Use of Materials. All materials published on Company’s website, packaging, and promotional materials (including but not limited to articles, photographs, images, illustrations, audio clips and video clips) are the possession and under the control of Company or the party credited as the provider of the material. The entire content of these documents are also owned by Company. No material from this website or any website owned, operated, licensed, or controlled by Company, product packaging, or other promotional documentation may be copied, reproduced, republished, transmitted, or distributed in any way. Retailer acknowledges that there are no ownership rights by downloading, printing, or producing and copyrighted material. The use of any such material on any other website or networked computer environment is prohibited. All trademarks, service marks, and trade names are proprietary to Company or the other designated owner of a posted mark.
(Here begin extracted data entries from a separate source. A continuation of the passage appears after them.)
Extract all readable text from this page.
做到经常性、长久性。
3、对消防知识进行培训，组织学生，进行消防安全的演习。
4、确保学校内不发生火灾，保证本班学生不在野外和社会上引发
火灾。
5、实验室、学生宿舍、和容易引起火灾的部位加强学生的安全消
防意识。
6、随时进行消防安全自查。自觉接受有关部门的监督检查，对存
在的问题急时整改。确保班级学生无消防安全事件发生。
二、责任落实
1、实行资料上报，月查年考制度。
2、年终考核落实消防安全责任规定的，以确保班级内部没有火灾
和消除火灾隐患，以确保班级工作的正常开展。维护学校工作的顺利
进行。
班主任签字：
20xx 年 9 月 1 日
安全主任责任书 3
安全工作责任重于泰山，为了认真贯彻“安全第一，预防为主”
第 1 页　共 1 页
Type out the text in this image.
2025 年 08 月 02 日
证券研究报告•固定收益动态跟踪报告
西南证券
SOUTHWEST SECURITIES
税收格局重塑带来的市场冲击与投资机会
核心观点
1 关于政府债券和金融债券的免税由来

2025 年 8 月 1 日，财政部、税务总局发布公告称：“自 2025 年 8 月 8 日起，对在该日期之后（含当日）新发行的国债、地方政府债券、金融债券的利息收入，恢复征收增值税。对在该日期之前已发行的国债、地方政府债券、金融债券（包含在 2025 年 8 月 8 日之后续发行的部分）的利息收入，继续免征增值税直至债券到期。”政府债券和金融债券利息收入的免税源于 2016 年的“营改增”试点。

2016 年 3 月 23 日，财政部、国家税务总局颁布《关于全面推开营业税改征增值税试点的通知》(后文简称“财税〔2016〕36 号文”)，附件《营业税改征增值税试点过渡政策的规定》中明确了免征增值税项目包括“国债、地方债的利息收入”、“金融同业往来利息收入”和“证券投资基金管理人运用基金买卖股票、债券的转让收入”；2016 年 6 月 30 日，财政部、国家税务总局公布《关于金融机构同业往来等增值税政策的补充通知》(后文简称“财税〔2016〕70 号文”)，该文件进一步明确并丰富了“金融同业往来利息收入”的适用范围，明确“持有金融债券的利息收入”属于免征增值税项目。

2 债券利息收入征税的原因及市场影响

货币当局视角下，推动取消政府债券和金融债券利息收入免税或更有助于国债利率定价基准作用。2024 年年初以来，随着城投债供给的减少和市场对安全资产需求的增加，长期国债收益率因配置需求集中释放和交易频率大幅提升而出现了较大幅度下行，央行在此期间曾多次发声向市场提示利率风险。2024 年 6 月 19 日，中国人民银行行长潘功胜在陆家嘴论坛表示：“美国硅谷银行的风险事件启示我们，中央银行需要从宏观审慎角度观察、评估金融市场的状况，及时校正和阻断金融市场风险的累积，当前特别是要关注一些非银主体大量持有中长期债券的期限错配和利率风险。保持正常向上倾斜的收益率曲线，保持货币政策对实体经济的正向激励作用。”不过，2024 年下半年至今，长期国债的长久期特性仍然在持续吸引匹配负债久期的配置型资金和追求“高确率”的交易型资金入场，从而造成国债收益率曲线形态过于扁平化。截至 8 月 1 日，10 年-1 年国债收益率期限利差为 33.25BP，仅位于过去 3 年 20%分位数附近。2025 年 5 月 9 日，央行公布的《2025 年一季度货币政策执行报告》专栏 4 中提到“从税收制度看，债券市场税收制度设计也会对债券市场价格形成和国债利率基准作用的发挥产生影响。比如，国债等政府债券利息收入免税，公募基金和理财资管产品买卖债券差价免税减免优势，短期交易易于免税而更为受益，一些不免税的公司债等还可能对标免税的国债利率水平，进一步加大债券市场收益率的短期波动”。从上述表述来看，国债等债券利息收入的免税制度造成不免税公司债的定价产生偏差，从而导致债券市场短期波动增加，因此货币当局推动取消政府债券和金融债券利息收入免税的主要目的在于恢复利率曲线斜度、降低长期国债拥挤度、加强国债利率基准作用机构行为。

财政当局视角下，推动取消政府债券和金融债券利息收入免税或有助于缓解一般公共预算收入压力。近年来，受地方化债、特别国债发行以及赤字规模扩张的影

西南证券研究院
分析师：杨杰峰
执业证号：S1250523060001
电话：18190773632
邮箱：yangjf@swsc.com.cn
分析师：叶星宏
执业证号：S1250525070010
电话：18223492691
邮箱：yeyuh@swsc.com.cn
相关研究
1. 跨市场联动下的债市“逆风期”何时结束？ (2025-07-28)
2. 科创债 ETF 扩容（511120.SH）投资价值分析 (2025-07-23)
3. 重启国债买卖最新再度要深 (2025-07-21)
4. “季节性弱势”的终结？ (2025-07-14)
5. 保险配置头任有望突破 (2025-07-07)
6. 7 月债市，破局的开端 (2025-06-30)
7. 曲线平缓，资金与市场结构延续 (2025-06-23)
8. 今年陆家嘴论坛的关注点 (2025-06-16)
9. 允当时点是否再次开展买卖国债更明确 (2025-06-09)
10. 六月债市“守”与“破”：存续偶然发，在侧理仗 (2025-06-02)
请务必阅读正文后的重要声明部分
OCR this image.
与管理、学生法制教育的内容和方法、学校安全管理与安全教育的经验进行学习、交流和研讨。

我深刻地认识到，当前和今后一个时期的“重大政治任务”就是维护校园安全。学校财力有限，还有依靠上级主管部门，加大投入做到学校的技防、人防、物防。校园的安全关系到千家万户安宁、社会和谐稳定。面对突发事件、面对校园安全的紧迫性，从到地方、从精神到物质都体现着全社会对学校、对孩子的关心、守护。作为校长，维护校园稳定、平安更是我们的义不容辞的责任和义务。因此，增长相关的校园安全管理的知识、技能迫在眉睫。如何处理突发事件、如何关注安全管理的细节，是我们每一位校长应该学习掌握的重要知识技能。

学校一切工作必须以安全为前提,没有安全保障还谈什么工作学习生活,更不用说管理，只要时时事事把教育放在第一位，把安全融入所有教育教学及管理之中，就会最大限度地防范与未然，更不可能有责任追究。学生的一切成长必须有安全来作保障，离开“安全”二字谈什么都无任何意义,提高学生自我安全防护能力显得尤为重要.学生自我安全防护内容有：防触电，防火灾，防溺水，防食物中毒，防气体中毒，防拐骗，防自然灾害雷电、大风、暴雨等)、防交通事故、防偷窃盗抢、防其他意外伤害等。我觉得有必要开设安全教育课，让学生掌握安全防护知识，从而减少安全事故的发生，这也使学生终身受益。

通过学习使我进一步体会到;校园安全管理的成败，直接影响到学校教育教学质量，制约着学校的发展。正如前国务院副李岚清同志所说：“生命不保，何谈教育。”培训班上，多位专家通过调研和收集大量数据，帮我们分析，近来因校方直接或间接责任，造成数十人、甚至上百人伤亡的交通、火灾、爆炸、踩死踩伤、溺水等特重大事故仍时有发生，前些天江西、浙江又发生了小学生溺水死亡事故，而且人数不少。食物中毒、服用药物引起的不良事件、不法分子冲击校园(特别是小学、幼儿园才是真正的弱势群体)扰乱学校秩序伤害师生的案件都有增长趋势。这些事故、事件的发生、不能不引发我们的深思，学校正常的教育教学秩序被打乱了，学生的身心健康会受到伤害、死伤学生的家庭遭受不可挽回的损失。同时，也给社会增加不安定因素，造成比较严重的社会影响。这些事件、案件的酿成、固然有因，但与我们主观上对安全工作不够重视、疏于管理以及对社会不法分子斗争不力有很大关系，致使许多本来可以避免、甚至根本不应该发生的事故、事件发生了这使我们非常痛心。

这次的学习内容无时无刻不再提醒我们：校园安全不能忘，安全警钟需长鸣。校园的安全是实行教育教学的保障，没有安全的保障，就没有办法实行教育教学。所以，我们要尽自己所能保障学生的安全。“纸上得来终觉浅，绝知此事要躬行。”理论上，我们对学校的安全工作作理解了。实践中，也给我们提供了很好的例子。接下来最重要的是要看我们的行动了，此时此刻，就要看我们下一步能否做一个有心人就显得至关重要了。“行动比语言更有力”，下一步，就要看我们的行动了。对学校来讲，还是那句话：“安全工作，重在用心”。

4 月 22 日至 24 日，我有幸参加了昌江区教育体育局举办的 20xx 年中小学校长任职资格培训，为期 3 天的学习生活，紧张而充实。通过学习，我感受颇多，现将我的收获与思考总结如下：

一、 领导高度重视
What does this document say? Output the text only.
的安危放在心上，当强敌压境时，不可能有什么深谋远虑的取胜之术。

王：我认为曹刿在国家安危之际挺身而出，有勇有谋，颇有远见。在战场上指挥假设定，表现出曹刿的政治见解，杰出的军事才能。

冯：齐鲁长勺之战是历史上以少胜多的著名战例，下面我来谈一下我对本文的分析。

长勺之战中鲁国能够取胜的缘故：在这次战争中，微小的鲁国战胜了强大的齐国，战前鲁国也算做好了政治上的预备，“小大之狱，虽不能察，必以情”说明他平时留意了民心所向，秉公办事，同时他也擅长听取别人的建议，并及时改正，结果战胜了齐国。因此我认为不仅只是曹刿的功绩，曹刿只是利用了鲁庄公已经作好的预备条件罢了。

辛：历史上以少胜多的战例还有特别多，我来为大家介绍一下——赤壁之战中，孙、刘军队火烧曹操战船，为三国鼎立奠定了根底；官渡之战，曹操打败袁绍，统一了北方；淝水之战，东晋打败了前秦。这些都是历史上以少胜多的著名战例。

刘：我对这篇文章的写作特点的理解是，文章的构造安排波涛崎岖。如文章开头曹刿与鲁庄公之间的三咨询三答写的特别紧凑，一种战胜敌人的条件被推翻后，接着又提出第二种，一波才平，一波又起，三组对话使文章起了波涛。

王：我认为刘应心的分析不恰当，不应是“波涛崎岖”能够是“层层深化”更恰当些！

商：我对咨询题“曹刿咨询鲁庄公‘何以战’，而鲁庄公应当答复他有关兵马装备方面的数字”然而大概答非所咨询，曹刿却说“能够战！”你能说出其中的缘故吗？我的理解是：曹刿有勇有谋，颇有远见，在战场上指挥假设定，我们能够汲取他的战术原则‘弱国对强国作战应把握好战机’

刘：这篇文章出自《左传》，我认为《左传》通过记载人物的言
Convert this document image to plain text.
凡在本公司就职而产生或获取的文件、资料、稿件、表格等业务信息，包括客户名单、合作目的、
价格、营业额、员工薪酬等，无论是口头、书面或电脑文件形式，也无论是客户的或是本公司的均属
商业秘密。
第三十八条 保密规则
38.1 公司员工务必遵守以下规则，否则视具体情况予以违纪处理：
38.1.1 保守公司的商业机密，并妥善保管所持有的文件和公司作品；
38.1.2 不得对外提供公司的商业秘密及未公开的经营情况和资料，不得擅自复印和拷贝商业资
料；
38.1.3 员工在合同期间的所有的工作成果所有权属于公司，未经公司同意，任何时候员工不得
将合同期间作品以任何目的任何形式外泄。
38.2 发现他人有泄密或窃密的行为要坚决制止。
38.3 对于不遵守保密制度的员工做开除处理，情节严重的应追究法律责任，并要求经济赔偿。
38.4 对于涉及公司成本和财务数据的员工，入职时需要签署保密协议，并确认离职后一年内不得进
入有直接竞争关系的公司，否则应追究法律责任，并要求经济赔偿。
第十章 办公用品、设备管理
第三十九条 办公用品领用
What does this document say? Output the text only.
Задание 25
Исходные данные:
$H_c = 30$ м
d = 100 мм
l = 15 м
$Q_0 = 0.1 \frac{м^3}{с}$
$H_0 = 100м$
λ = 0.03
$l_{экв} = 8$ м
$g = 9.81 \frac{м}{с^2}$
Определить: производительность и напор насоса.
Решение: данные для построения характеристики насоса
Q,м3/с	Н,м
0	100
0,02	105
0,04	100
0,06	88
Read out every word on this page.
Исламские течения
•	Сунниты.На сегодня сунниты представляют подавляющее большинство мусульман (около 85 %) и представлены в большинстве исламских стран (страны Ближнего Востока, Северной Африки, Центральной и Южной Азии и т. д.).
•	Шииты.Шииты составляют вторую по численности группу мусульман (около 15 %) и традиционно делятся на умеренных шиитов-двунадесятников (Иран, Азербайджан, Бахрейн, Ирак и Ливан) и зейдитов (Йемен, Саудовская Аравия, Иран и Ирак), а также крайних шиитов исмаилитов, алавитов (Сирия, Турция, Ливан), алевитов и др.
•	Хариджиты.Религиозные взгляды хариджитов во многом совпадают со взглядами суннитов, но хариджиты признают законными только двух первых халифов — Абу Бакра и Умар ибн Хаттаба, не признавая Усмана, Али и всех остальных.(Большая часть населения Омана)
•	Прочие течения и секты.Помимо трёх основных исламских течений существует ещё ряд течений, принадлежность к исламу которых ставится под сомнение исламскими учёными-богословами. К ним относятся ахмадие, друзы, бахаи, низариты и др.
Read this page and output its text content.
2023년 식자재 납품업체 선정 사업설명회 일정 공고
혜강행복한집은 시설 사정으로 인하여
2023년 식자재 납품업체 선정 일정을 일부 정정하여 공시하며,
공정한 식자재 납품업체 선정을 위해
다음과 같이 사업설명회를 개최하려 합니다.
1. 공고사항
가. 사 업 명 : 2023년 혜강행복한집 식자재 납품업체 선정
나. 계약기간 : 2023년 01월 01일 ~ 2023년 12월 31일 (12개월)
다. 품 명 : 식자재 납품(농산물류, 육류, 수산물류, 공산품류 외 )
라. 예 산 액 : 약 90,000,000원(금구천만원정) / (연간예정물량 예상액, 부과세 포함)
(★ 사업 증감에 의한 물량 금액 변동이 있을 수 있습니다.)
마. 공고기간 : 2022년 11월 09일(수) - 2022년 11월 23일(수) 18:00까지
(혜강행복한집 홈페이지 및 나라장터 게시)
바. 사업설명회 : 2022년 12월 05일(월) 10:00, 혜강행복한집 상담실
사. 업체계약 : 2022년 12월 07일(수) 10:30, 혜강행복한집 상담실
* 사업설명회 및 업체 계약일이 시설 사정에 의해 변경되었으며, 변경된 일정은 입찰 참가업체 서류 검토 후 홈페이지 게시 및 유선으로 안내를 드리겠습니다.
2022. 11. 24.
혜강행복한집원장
Miscellaneous. These Terms and Conditions constitute the entire agreement between Company and Retailer, superseding any prior agreements between Company and Retailer. The failure of Retailer to exercise or enforce any right or provision of these Terms and Conditions shall not constitute a waiver of such right or provision. Retailer agrees that regardless of any state or law to the contrary, any claim or cause of arising out of related to these Terms and Conditions must be filed within one (1) year after such claim or cause of action arose or be forever barred. The section titles in these Terms and Conditions are for convenience only and have no legal or contractual effect.
Entire Agreement. These Terms and Conditions constitute the entire contract between the parties with respect to the subject matter hereof and supersedes all previous proposals both oral and written, negotiations, representations, commitments and other communications between parties. This contract may not be released, discharged or modified except in writing and signed by a duly authorized representative of each party.